Wednesday, 27 December 2017

Shuttlecock, Quarantine and Only Human


Shuttlecock is a very clever story that interweaves a family drama with a memoir written by the father of our narrator, Prentis. The father was a spy in WW2 but was captured near the end of the war. But was this all true or not? The author writes about how truth is sometimes elusive, especially when someone has the power to distort it or hide it away. Again, I loved the conversational structure ("The small mammal house at Regent's Park Zoo. I can recommend it") as Prentis tries to make sense of his relationship with his family and the mystery that is his father. 


Sometimes you read a book where the story is great but the writing is ordinary. And sometimes it's the other way round. Quarantine definitely belongs to the latter. The seven characters who meet in the wilderness above Jericho are all superbly described.
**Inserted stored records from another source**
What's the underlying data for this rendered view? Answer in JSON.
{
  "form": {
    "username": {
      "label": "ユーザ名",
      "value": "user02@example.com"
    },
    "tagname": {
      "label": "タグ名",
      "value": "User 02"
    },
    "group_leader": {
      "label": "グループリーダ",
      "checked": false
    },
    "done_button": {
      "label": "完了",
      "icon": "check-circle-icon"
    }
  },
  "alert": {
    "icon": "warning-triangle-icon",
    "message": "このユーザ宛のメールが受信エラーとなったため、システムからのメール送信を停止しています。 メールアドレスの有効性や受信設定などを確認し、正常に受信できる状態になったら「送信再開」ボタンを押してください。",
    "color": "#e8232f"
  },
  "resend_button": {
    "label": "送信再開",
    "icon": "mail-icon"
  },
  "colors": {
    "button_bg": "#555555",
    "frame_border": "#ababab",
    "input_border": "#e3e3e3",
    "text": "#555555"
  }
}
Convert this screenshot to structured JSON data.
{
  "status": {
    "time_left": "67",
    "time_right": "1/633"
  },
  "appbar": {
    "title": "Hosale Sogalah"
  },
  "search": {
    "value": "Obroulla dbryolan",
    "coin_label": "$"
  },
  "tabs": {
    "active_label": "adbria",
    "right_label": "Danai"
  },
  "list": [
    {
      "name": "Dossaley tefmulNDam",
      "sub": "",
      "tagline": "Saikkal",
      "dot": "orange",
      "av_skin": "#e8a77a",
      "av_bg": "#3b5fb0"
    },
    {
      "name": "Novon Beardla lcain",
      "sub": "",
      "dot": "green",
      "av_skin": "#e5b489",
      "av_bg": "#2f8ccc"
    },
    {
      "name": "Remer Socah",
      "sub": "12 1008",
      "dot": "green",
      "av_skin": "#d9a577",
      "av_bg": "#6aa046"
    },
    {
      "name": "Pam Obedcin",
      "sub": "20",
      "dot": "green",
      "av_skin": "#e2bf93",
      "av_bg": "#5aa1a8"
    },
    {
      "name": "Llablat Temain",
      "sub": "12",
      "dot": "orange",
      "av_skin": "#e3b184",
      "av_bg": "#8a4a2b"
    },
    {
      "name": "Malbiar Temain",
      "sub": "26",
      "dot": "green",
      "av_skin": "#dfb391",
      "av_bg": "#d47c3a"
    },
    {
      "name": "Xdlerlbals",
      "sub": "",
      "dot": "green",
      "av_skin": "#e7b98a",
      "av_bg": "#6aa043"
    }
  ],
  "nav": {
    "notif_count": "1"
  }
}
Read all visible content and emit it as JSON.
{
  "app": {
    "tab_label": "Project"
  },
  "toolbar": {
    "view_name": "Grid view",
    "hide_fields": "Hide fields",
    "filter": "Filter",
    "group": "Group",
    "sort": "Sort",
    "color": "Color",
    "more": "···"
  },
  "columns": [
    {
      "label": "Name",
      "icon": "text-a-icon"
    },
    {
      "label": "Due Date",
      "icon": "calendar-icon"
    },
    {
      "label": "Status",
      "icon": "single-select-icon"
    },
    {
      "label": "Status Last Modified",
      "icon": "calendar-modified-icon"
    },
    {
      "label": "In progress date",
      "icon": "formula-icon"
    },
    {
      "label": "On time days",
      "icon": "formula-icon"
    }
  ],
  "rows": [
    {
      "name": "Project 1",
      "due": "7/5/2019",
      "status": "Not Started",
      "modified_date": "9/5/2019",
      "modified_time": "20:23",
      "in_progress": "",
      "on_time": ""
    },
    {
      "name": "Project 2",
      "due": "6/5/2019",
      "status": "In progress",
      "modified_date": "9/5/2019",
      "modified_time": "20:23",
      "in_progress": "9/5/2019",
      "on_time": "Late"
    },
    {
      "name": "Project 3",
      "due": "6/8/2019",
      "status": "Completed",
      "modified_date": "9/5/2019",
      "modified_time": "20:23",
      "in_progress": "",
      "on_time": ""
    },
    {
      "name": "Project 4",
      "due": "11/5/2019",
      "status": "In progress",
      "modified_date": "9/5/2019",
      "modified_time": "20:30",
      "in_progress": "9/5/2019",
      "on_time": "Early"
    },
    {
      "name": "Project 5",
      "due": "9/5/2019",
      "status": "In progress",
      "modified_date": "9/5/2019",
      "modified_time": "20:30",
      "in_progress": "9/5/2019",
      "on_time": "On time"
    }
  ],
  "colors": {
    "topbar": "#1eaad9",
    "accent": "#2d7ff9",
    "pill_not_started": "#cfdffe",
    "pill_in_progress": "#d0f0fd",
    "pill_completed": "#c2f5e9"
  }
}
I particularly liked how Musa, the conman, was so excruciatingly bad. I liked how the story was told alternating between the main protagonists. But the plot itself is pretty boring, there are some interminable sections where a character tells a particularly dull story. "Five go on a Fast" as Enid Blyton would say, and that's it. 


I enjoyed this very readable and well written book. Only Human is not quite up to the five stars I gave to Susie Boyt's The Small Hours but still very good. Marjorie is a sympathetic character, but does not always seem suitable for her role as a marriage counsellor, for reasons that gradually become apparent. We are drawn into her struggles to keep the relationship with her daughter that has been key to her life for many years. A short book in length but one that will resonate for a long time.